Rôle N° RG 22/16463 – N° Portalis DBVB-V-B7G-BKO3E
Association [2]
C/
Copie exécutoire délivrée
le :
à :
— Me Muriel MIE
Décision déférée à la Cour :
Jugement du Pole social du TJ de Toulon en date du 23 Novembre 2022,enregistré au répertoire général sous le n° 20/00122.
APPELANTE
ASSOCIATION [2] , demeurant [Adresse 1].
représentée par Me Muriel MIE de la SELARL CENTAURE AVOCATS, avocat au barreau de VERSAILLES substituée par Me Romain DUSSAULT, avocat au barreau de PARIS
INTIME
CPAM DU VAR, demeurant [Adresse 3]
non comparant
*-*-*-*-*
COMPOSITION DE LA COUR
En application des dispositions de l’article 945-1 du code de procédure civile, l’affaire a été débattue le 15 Mai 2024, en audience publique, les parties ne s’y étant pas opposées, devant Mme Isabelle PERRIN, Conseiller, chargé d’instruire l’affaire.

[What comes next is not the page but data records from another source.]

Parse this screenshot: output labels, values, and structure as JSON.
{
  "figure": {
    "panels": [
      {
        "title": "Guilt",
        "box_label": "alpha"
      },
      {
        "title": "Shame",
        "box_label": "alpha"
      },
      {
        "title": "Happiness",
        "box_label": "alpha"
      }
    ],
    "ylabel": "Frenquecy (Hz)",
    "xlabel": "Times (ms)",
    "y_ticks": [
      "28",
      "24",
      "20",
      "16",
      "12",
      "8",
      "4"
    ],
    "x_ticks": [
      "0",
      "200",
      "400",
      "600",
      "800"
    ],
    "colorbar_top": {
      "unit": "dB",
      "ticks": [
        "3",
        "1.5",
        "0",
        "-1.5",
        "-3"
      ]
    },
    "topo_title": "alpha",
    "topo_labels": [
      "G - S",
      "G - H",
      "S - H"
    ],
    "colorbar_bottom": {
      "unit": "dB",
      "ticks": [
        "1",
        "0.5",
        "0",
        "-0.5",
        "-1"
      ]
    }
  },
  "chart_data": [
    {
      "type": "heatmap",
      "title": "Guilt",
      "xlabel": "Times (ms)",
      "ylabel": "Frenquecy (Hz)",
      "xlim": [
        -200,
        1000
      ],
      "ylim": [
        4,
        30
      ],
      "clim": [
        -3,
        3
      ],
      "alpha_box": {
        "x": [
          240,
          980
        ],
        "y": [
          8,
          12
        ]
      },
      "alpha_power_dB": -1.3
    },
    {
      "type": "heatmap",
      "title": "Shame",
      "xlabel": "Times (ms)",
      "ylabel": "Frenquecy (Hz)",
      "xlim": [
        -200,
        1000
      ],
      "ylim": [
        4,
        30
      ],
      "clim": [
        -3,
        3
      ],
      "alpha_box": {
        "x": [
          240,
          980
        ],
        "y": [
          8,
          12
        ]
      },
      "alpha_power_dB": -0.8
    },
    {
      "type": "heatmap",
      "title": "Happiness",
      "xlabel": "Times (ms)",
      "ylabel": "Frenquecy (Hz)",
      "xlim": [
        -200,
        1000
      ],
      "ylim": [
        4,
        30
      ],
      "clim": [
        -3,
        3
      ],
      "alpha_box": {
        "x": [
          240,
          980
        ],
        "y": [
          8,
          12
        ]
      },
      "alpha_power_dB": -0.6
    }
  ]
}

Ce magistrat a rendu compte des plaidoiries dans le délibéré de la Cour composée de :
Madame Colette DECHAUX, Présidente de chambre
Monsieur Benjamin FAURE, Conseiller
Mme Isabelle PERRIN, Conseiller
Greffier lors des débats : Madame Isabelle LAURAIN.
Les parties ont été avisées que le prononcé de la décision aurait lieu par mise à disposition au greffe le 13 Septembre 2024.
ARRÊT
Contradictoire,
Prononcé par mise à disposition au greffe le 13 Septembre 2024
Signé par Madame Colette DECHAUX, Présidente de chambre et Madame Isabelle LAURAIN, greffier auquel la minute de la décision a été remise par le magistrat signataire.
EXPOSE DU LITIGE
L’association [2] ('l’employeur') a déclaré le 29 août 2019 un accident du travail survenu le même jour au préjudice de Mme [Z] [J] ('la salariée'), employée en qualité d’auxiliaire de vie.
L’employeur n’a pas émis de réserve.
La caisse primaire d’assurance maladie du Var ('la caisse') a pris en charge ledit accident au titre de la législation sur les risques professionnels par décision du 10 septembre 2019, que l’employeur a contestée devant la commission de recours amiable le 20 janvier 2020.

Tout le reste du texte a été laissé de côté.